By the time I escaped, one side of my face was very beige and "flarless", and the other wasn't. I looked like a Kingston biscuit after someone had licked off the filling.
Funnily enough, no one stopped and asked me if I wanted a hug.

Wednesday, March 11, 2009

Word of the Week: Drack

Drack means unattractive, yuk, not very nice - which is great because I'm so over "hideous".
Truth be told, I'm so over "so over" but seeing as, phrase-wise, it's everywhere, I suspect that like disco music, big hair and the cabbage soup diet, we'll just have to wait for everyone to realise how stupid it is and move on.
What I'd like to see in the meantime is a "drack" revival. It's a word I haven't heard since I was a teenager and if you ask me it leaves hideous for dead.
For a start it's quantifiable: a bit drack (Explorer socks), pretty drack (exposed bum-crack, or plumber's cleavage as Lynda next door calls it), really drack (Paris Hilton).
Describing something as "a bit hideous" just doesn't work.
After a quick look on the net I've found that drack was probably derived from the 1936 film, Dracula's Daughter - so it's an oldie but a goodie.
And the idea of a Drack Pack attacking the Hideous Brigade really apeals.

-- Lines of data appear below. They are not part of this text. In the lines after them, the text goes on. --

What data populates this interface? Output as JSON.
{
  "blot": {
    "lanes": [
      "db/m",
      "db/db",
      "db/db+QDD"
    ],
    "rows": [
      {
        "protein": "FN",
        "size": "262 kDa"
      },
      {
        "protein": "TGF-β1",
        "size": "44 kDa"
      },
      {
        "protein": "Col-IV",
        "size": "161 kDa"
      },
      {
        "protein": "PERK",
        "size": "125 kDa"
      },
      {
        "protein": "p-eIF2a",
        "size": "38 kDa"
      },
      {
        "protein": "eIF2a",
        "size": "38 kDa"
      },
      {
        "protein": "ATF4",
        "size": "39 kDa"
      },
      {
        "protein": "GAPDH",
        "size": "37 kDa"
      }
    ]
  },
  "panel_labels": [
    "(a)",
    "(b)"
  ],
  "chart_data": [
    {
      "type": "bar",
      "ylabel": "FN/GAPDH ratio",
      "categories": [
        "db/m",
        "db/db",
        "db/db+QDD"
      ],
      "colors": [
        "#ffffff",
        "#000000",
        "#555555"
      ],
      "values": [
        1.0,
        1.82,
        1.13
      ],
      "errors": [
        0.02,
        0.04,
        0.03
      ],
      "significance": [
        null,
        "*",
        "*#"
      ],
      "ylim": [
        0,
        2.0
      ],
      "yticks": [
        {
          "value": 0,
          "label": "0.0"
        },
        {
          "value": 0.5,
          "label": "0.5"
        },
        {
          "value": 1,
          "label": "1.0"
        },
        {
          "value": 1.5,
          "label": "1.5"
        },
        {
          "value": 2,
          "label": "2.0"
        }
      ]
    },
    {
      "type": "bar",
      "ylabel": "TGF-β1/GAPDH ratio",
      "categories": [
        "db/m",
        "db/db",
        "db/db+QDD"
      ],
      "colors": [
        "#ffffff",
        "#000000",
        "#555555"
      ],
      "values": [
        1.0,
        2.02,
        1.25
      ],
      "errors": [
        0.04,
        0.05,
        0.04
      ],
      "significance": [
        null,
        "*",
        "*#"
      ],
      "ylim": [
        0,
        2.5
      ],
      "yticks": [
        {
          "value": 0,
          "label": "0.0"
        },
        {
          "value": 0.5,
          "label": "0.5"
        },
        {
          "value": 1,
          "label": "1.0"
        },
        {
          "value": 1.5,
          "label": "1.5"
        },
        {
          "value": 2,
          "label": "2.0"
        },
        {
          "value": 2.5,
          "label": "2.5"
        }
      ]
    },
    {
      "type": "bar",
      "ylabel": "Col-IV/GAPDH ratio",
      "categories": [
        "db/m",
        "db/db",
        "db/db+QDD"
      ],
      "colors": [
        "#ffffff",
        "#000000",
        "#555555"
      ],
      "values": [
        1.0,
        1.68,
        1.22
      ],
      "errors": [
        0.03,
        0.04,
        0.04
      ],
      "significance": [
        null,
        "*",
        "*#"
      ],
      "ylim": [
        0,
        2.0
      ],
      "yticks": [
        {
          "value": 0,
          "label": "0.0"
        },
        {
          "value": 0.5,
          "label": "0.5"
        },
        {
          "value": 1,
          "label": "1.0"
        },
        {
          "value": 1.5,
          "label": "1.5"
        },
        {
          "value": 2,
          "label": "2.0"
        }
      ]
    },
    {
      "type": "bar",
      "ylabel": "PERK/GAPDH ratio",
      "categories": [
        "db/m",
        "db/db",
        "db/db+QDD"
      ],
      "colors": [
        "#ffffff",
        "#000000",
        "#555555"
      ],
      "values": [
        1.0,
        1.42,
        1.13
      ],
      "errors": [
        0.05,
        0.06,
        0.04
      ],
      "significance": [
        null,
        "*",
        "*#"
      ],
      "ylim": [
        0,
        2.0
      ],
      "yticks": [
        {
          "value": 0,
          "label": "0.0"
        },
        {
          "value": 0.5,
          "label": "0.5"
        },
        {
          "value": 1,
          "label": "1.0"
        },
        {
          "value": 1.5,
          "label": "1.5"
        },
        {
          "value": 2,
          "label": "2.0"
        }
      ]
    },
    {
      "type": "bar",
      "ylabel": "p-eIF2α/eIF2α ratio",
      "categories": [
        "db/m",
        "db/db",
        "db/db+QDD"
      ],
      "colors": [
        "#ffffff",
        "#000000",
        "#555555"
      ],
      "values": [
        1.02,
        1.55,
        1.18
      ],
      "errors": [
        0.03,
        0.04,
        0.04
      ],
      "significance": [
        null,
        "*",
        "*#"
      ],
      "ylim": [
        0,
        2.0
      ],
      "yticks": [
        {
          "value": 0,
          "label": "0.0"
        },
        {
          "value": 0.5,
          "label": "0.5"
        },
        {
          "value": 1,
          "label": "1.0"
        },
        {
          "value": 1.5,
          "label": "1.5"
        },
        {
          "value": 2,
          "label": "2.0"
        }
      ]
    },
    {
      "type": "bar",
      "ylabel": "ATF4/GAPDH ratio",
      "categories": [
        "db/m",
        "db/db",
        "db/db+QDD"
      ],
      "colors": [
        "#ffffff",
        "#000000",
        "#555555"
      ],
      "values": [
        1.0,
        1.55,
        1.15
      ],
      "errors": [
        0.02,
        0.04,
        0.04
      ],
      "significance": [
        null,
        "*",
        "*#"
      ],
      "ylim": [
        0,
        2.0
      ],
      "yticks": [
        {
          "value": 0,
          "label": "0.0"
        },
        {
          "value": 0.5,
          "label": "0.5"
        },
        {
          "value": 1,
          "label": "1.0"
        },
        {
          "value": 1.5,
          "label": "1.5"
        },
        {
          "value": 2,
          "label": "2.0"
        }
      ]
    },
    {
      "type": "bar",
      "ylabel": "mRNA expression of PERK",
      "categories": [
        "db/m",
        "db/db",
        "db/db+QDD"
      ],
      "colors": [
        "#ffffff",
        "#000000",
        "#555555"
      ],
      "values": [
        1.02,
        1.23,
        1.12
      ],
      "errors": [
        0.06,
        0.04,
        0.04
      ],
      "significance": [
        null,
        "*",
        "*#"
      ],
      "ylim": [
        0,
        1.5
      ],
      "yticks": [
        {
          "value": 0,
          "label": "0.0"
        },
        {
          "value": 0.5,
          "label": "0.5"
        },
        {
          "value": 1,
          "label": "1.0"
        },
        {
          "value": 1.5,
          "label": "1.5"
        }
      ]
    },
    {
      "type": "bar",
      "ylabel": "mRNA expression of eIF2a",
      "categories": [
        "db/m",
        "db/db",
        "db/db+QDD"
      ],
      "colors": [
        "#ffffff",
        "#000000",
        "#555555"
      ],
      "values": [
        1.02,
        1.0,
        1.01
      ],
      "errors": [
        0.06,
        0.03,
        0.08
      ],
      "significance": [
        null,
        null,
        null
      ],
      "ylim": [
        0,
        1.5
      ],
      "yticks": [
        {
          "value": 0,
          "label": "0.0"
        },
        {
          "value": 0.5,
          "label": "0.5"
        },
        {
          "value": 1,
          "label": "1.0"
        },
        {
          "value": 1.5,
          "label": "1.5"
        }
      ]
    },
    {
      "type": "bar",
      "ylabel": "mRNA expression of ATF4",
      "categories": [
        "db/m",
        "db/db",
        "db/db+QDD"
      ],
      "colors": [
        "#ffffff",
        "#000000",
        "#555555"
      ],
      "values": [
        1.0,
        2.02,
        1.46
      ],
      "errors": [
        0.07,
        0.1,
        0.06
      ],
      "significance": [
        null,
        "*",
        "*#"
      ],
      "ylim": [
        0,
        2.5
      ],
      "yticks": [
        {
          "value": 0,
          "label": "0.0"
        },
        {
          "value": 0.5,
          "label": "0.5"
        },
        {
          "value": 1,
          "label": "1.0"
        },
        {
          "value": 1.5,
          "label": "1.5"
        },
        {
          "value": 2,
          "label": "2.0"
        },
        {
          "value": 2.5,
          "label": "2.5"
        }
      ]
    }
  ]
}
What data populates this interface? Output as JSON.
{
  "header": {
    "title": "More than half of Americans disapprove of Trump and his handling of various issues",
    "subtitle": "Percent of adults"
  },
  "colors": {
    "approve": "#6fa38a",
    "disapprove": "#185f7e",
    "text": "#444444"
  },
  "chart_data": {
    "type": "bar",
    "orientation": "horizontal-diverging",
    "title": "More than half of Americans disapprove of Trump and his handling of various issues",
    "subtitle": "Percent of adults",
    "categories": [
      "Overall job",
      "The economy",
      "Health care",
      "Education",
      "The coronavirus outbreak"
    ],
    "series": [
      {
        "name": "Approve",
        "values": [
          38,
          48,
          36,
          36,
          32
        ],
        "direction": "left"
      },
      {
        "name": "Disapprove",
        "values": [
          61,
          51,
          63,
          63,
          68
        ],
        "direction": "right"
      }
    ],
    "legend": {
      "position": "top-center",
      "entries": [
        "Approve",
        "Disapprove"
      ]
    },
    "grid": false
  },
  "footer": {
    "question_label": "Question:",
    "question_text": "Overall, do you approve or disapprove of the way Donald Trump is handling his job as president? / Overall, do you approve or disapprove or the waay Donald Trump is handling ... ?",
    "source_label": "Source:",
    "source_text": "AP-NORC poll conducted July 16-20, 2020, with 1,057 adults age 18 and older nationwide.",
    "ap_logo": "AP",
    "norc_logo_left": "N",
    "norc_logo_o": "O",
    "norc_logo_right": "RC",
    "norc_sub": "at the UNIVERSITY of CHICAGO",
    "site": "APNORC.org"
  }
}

The gorgeousness that's Cameron Cloke


He's the one on the right and don't ask me how I managed to cut off half his body when I uploaded the pic - I'm still new and useless at this blogging business.
Anyway, if you ask me, Cam is football's answer to George Clooney.
So grab your pompoms and repeat after me:
Cameron, Cameron, you're the one.
You make football so much fun.
G-O-O-O-O CAMERON.
Please don't spoil the moment by adding comments that include the words "kicked in" and "nuts".
Instead be thankful, as I am, that it's only 15 more sleeps until Carlton meets the Tigers at the MCG.
Go the Blues...
PS: Click on the pic and you'll get the full monty. This will be quicker than waiting for my husband to get home from work so I can ask him where I stuffed up.

Thursday, March 5, 2009

Ella the Wonder Dog

Meet Ella, our golden retriever, posing here with her favourite toy on her head.
Ella is nearly 10 years old and has an inverted vulva and a very small brain.
The vulva thing means she wees backwards, which is no biggie if you don't mind washing her nether regions on a regular basis.
I say "you" but I mean "me". My husband loves this dog so much he'd give her one of his kidneys but for some reason he draws the line at washing her bum.
The very small brain poses bigger problems but only if you venture outside Ella World, which encompasses the house, the garden, the park and the beach.
Ella is frightened of the ironing board. This probably tells you everything you need to know.
She likes to be surrounded by familiar things, even better if they are as close to her person as possible.
Which is why we have roughly 10,000 photos like the one above but none of her posing on top of Everest.

Wednesday, March 4, 2009

Not the last post

After 23 years with The West - most of them as a columnist - I figured a cold-turkey retirement wasn't going to cut it.
And it's hard to think of a better way than blogging to have a laugh/vent spleen/keep in touch with everyone.
So, if you've come here via my final column: a big hello and welcome to my blog. I'd love to hear from you via the "comments" thingy at the bottom of each post, just be aware that your comments may not appear immediately because I'll be having a look at them first.
A columnist's job often translates to "loony magnet", so I'll feel better if I can check things out before they're posted. This doesn't mean you can't criticise or disagree - I'll only be chucking out the gross and the really nasty.
Oh, and if you're wondering about my headshot at the top of this page, as opposed to the headshot at the top of my column, it's because the column pic was taken six years ago and involved make-up applied with a trowel (it's particularly scary when viewed full size - I look like a tranny).
This new pic is me as I am - middle-aged, un-made-up and pretty bloody ordinary.